/xrandrctl

Wrapper for xrandr to control screen brightness and colour

Primary LanguagePythonGNU General Public License v3.0GPL-3.0

xrandrctl

python 3 wrapper for xrandr to control screen brightness and colour

This script stores the current values of the brightness and gamma properties for outputs recognised by the xrandr program in a JSON document. The script then makes an appropriate call to xrandr to change the brightness and/or gamma values of an output by a certain delta. This can be used as a simple tool to control the 'temperature' of your screens.

Example use:

python xrandrctl.py HDMI-1 --brighter --bluer

The available options are --brighter, --dimmer, --redder, --bluer, and --reset, with obvious meanings.

For those without multiple monitors or the need to control the brightness/gamma of multiple monitors individually, you may want to use the 'mini' version of this wrapper: minixrandrctl.

Setup

Copy xrandr_current_values.json from example_json into the directory containing xrandrctl.py. This JSON document contains an array of objects (comma separated), each describing one output recognised as 'connected' by xrandr. The only fields absolutely required in each dictionary are the output, brightness and gamma fields. output is the name of the connected display as listed by running xrandr. For example, "output": "DVI-I-1". brightness is the saved brightness of the display, which should be 1 before you first run the script. Similarly, gamma is the remembered value of the R:G:B gamma triplet for the display as an array of floats and has a starting value of [1,1,1].

Optional fields for an output:

  • alias - a string that may be used to refer to that output
  • brightness_delta - a float describing the amount to increment or decrement the value of brightness by (default 0.1)
  • gamma_delta - a list of floats describing the amount to increment or decrement the value of gamma by (default [0,0.025,0.05])

An example entry utilising all three optional fields would be

  {
    "alias": "secondary",
    "output": "HDMI-1",
    "brightness": 1.0,
    "gamma": [
      1.0,
      1.0,
      1.0
    ],
    "brightness_delta": 0.15,
    "gamma_delta": [
      0,
      0.03,
      0.06
    ]
  }

(You can use an editor plugin or on-line tool to 'prettify' the JSON and check for valid syntax.)

Control

To increase the brightness and blue values of the output DVI-D-1

python xrandrctl.py DVI-D-1 --brighter --bluer

or, if it has the alias 'primary',

python xrandrctl.py primary --brighter --bluer

To do the above while also decreasing the brightness and blue values of an output with the alias 'secondary'

python xrandrctl.py primary --brighter --bluer secondary --dimmer --redder

In each case, the commands increment or decrement the brightness and gamma values according to the deltas for that output in xrandr_current_values.json, if specified (otherwise the default values defined in xrandrctl.py are used).

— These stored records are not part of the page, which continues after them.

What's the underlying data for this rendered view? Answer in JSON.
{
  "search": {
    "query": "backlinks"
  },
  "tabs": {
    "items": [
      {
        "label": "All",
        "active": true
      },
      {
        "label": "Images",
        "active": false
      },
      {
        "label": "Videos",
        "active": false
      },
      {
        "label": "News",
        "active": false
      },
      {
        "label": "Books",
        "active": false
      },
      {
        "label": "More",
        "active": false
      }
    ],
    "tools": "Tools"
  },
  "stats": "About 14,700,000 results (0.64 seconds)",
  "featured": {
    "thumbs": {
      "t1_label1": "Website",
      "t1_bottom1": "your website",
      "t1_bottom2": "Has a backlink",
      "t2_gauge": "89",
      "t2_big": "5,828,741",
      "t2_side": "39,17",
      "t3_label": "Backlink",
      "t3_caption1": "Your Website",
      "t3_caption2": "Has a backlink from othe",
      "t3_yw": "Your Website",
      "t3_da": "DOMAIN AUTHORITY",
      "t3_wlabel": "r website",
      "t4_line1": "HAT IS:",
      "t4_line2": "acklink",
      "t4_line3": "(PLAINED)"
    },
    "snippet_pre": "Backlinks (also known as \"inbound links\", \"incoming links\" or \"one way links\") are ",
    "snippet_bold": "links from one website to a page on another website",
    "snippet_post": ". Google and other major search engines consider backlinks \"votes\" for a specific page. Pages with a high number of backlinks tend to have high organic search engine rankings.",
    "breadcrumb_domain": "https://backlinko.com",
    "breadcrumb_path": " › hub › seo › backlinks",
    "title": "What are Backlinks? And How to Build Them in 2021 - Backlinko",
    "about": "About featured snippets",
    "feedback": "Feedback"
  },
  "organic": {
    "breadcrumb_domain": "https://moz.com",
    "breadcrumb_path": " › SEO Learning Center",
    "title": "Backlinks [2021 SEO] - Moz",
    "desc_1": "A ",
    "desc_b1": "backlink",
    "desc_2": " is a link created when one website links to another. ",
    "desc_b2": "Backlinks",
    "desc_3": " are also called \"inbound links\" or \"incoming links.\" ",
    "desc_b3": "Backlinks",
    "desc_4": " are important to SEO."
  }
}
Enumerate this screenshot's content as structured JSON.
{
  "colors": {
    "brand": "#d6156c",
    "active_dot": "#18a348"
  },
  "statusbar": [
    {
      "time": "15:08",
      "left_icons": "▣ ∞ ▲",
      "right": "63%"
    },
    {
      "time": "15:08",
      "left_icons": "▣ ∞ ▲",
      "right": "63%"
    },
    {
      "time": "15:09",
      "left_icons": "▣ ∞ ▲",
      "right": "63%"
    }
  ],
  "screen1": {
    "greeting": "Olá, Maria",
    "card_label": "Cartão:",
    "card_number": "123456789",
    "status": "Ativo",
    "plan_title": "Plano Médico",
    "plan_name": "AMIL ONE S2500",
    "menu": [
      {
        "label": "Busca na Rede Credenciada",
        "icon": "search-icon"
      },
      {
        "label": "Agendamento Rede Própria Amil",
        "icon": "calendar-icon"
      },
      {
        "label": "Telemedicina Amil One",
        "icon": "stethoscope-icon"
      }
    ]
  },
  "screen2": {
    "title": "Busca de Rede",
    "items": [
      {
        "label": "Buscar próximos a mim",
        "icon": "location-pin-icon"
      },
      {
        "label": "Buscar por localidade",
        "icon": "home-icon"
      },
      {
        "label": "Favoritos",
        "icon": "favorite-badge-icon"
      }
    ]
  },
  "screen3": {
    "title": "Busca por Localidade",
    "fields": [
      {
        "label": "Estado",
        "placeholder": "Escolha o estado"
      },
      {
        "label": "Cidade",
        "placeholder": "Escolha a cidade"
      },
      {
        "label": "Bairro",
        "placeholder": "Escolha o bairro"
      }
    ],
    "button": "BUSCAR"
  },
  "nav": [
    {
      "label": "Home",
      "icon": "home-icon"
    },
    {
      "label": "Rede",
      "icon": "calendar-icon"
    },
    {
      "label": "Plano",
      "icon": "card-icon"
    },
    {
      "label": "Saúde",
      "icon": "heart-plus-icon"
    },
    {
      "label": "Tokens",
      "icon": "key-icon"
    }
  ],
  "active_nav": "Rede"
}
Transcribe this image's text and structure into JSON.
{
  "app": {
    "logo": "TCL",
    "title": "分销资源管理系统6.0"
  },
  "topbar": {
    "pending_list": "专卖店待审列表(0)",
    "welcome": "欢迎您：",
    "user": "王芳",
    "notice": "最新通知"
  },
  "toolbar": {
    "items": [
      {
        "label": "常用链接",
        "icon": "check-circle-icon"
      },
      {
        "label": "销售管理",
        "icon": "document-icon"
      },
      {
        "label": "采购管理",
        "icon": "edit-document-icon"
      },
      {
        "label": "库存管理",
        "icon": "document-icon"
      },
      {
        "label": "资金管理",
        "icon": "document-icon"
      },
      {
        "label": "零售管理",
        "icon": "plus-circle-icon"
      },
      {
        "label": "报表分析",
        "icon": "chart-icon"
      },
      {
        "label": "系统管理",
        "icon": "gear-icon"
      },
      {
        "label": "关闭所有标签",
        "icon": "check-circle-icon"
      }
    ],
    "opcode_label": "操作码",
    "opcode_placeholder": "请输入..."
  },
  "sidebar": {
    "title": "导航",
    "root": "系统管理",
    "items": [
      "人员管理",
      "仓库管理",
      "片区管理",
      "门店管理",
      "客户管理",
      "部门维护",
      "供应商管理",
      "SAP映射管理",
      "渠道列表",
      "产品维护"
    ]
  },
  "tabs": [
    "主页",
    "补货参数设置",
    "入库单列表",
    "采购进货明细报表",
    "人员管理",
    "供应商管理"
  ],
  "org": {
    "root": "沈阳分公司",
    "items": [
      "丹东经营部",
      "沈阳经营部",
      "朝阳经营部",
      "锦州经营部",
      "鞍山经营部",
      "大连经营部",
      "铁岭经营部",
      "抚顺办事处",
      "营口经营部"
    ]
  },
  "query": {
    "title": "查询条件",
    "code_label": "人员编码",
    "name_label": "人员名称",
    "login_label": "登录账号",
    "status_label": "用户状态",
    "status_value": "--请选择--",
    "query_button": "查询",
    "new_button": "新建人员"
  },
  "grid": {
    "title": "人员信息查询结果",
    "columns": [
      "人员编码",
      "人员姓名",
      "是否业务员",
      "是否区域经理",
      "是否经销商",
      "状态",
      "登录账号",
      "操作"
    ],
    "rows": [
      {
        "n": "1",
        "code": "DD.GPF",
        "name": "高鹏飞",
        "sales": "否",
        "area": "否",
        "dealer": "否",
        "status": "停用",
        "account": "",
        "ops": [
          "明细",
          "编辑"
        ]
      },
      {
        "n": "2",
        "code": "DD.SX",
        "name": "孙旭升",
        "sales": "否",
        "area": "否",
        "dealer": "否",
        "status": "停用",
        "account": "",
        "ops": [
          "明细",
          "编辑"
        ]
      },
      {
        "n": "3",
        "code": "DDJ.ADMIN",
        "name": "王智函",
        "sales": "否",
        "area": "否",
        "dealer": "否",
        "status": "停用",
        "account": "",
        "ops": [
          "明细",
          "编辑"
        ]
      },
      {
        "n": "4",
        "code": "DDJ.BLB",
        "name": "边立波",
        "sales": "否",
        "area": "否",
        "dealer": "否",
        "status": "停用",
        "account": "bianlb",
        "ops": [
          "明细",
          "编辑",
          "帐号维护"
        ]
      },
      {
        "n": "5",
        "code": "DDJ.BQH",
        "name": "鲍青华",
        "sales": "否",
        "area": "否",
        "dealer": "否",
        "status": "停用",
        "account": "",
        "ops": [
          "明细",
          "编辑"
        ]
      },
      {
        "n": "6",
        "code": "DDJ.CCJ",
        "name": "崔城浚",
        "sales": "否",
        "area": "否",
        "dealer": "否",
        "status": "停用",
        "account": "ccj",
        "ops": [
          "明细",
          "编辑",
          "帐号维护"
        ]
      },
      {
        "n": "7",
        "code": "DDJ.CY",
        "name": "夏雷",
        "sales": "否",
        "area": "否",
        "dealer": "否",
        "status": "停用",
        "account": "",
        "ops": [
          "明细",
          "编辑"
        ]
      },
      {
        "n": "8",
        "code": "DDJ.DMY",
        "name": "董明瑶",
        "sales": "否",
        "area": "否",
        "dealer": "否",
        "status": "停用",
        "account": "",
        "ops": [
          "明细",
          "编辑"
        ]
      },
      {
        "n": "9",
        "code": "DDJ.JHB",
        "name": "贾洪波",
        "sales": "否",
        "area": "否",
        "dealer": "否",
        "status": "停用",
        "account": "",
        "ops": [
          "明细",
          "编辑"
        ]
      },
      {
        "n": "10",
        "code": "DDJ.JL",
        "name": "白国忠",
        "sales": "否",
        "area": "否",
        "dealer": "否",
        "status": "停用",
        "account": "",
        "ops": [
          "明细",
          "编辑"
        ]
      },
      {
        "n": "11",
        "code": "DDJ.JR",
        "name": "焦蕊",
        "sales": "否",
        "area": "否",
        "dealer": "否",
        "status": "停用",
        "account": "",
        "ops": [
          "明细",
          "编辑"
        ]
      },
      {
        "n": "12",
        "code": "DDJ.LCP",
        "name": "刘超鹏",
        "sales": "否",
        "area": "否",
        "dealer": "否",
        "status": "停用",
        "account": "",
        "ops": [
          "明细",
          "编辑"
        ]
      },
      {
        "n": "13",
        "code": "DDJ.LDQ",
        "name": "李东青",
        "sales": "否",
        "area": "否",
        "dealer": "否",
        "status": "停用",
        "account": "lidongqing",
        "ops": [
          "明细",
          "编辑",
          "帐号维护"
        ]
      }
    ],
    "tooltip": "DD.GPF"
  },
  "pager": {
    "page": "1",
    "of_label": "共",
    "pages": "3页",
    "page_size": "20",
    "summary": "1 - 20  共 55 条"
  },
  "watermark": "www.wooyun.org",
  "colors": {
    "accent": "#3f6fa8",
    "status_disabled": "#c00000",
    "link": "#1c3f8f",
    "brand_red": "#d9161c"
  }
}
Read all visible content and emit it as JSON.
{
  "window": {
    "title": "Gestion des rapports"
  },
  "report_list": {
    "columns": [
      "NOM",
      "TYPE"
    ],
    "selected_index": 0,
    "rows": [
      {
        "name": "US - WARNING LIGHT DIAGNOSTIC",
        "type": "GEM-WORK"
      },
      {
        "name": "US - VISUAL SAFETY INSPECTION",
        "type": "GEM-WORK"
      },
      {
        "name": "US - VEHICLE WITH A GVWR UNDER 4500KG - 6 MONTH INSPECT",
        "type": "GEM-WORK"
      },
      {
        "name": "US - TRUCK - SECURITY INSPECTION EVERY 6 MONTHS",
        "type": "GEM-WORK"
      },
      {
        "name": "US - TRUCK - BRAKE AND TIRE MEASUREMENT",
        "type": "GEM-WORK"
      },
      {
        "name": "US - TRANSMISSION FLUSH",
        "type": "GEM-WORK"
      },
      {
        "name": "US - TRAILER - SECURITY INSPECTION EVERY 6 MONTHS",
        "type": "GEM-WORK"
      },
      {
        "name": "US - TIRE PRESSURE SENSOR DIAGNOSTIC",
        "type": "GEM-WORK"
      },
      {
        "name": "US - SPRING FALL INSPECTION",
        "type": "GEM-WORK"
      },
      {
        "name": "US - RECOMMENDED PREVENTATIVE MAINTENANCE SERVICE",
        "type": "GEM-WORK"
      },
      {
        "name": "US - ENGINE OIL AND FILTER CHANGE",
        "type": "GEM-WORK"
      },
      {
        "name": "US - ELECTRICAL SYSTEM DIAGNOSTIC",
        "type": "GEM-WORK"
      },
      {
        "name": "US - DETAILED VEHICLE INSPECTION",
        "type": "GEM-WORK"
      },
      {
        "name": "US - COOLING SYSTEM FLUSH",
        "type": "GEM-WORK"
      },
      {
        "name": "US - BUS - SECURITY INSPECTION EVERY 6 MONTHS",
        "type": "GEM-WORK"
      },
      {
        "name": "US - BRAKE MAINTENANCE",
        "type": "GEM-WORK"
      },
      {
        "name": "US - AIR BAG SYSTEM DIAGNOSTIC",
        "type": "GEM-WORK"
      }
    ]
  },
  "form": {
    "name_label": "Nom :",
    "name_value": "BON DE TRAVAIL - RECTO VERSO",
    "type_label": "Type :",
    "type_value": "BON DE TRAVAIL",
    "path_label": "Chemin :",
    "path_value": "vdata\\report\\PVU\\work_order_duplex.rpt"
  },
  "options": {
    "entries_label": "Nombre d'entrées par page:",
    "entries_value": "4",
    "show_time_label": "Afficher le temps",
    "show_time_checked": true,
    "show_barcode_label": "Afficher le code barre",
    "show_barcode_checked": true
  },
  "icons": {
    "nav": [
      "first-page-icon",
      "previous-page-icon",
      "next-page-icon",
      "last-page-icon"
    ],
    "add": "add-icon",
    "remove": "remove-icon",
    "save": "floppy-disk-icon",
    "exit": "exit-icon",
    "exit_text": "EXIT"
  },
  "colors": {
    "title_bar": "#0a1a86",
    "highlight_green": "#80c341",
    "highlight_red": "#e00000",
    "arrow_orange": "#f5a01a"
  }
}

A bash alias is handy here. For example,

~/.bashrc
---------
alias xrandctl="python ~/my_scripts/xrandrctl.py"

You may also like to make key bindings for running xrandctl with various options (see i3_config_snippet for an example of a set of keybindings for the i3 window manager).

To change the brightness or gamma of all outputs added to xrandr_current_values.json, simply omit naming the output or its alias. For example,

python xrandrctl.py --dimmer

Finally, the --reset option restores the brightness and gamma of an output to their original values (1.0 and 1:1:1), with

python xrandrctl.py --reset

restoring the brightness and gamma of every output.

minixrandrctl

minixrandrctl.py is a stripped down version of xrandrctl.py which doesn't allow for changing the brightness and gamma values different screens independtly, but is quicker to set up for someone without need of such control.

Setup

Copy minixrandr_current_values.json from example_json into the directory containing minixrandrctl.py. This file contains a single JSON object. Simply add any connected xrandr outputs you wish to be controlled to the comma separated array outputs (run xrandr to determine the name of any output(s) you have). The brightness and gamma fields should not be edited.

Control

The brightness and colour of all screens may be changed by passing the --brighter, --dimmer, --redder, --bluer or --reset options as arguemnts of minixrandrctl.py. For example,

python minixrandrctly.py --dimmer --redder

reduces the brightness and blue content across all outputs listed in minixrandr_current_values.json.

Notes

The decision was made to store brightness and gamma values independtely of the xrandr program because of how long it takes to poll the latter - spot the brightness and gamma proprties in xrandr --verbose (the gamma values do not appear to be correct on my system). The one downside is that a discrepancy may arise between the stored values and the actual values, if the user decides to set the values directly using xrandr or the values are reset due to a system reboot, for example (this disparity will only last until the next call to xrandrctl.py). A simple workaround is to add a call to xrandctl.py (or minixrandctl.py) to reset the values of all outputs in a start-up or login script such as ~/.bash_profile:

python xrandctl.py --reset

By default, both xrandrctly.py and minixrandrctly.py log any output from xrandr (and other information) to files by the same name but with a .log extension. The logging level may be changed or logging stopped entirely by editing the relevant lines at the top of either script.